Palestine et Syrie, deux tragédies

 Palestine et Syrie, deux tragédies


Une sélection de bandes dessinées qui interroge notre monde. Et en particulier le Moyen-Orient.


Gâchis dessiné


Nous découvrions Adeline Rosenstein en mars 2016 (lire le Courrier n°102) au théâtre avec sa trilogie Décris-Ravage, conférence subtilement ironique et digressive, où elle raconte avec trois interprètes les relations entre Palestine et Occident depuis 1799. Cela sans une seule image, grâce à un vocabulaire gestuel complexe fait de danse et de mime. Avec l’auteur suisse Alex Baladi, la metteure en scène parvient à adapter en bande dessinée sa propre pièce sans perdre cette précieuse distance. Dans le premier épisode d’une série qui en comptera six, l’ingénieux langage visuel imaginé par le dessinateur dit la rencontre désastreuse de Napoléon Bonaparte avec l’Egypte et la Syrie. “Un gros gâchis sur trois ans. 1798-1801.” Si un empereur aux traits enfantins apparaît ici ou là, Alex Baladi illustre aussi peu que possible les violences. Naïfs, souvent en décalage avec le texte, ses motifs en noir et blanc laissent au lecteur une grande liberté d’interprétation et d’appropriation d’une histoire dont on ne connaît souvent que les contours. Par Anaïs Héluin


Titre du livre: Décris-Ravage


Premier épisode, Adeline Rosenstein & Baladi, éditions Atrabile, 72 p., 15 €.


Comprendre la tragédie syrienne


Avec Freedom Hospital, le Syrien Hamid Sulaiman, aujourd’hui exilé en France, signe sa première bande dessinée. Dans ce récit parsemé d’épisodes vécus par l’auteur, il dépeint le quotidien d’un hôpital clandestin qui accueille les rebelles dans une ville qui n’est jamais nommée.
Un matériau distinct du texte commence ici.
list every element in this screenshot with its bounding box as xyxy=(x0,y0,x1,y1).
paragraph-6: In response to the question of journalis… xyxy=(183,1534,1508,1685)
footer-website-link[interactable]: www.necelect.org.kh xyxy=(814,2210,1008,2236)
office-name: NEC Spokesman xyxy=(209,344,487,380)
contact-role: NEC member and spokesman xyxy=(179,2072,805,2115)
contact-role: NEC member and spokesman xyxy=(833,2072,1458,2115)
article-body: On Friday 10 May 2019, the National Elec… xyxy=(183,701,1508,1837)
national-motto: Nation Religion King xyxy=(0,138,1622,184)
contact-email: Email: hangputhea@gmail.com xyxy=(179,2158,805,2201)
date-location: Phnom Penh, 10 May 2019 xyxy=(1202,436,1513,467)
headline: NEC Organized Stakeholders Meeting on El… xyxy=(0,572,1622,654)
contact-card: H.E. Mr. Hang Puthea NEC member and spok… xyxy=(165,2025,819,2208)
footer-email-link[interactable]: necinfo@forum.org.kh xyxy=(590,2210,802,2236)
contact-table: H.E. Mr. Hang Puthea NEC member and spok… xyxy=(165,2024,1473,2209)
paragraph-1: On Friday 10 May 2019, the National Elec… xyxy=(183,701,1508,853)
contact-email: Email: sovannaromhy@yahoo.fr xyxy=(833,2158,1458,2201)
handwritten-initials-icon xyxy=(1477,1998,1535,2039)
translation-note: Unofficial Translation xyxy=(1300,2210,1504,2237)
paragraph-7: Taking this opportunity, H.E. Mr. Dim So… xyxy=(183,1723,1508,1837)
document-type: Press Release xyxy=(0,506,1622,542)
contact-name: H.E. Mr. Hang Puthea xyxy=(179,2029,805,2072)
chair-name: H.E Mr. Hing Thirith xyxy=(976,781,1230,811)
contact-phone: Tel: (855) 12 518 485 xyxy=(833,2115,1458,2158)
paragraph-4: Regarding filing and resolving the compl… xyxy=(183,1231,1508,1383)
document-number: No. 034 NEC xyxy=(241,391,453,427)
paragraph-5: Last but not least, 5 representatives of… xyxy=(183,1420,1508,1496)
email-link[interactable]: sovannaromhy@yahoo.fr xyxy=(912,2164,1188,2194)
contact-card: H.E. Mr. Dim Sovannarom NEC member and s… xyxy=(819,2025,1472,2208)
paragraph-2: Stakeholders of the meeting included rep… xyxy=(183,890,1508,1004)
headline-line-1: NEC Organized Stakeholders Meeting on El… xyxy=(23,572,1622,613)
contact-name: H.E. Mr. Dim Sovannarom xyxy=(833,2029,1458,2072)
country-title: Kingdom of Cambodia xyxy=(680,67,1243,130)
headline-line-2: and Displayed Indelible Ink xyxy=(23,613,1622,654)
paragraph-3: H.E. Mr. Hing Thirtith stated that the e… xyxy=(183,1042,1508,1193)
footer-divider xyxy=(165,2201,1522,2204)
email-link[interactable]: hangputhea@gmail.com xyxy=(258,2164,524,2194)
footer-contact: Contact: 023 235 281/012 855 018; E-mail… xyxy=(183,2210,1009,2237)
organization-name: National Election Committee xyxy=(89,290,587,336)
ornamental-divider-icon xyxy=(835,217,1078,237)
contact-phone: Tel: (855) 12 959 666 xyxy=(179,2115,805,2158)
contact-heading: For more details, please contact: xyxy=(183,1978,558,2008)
Caché dans une vieille maison arabe traditionnelle, ce Freedom Hospital est dirigé par une jeune femme, Yasmine, une militante pacifiste. Désireuse de montrer le conflit dans sa complexité et loin de l’analyse binaire des médias occidentaux, elle accueille Sophie, une journaliste franco-syrienne entrée clandestinement en Syrie. Une sorte d’hommage à tous ces journalistes infiltrés au péril de leur vie, comme Manon Loizeau (qui a couvert la révolte de 2011) ou Edith Bouvier (blessée à Homs en 2012). Hamid Sulaiman a choisi un parti pris très graphique, chaque nouvelle scène est introduite de façon identique : un plan large pour montrer où l’on se trouve, puis il zoome et retire le décor. Ce style épuré donne ainsi la priorité aux personnages et plus particulièrement à leurs expressions. Le sentiment de désolation est accentué par les contrastes de noir et blanc. Un décompte macabre apparaît régulièrement en haut de la planche. Les jours ne comptent plus en heures mais en nombres de victimes. Une bande-dessinée pour tous ceux qui veulent comprendre le conflit syrien au-delà des poncifs. Par Nadia Hathroubi-Safsaf.


Titre du livre : Freedom Hospital


Hamid Sulaiman. Ca & Là/Arte Editions. 288 p., 23 €.